As shipowners came to own more then one ship, owners began to stay ashore, sending a supercargo to sail with the vessel and handle the commercial side while the master's role expanded to include stores and hiring crews. Over time the master took over the duties of the supercargo and became the sole authority aboard ship.

During the age of monarch, kings were thought to be responsible only before God.  This philosophy became the basis to consider the master to be "Next to God Master of the Ship"  During the 19th century as society changed the master was no longer viewed as being next to god, the last trace being in 1902.
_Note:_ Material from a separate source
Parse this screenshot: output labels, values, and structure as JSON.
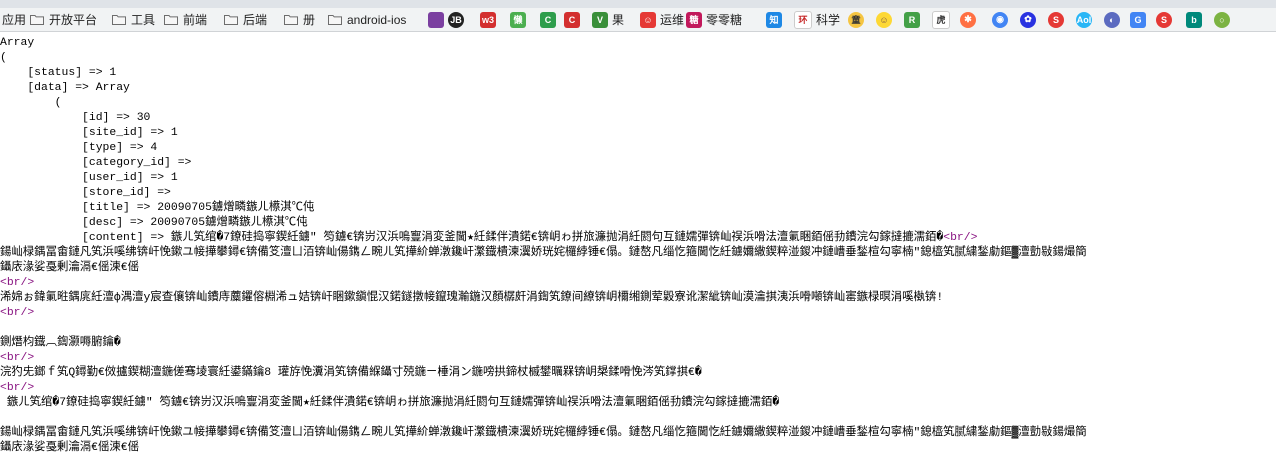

During the Golden Age of Shipping, from about 1850 to the First World War vessels remained independent of  shore side control and masters enjoyed a high status. Many become wealthy shipowners themselves.

After the First World War communications with vessels at sea began to improve and, as communications improved, shoreside control become possible and  the master's authority diminished.

Today it  is questionable if the ship master has sufficient authority to operate safely given  intense commercial pressure, overbearing port officials and an increasing tendency to criminalize mariners.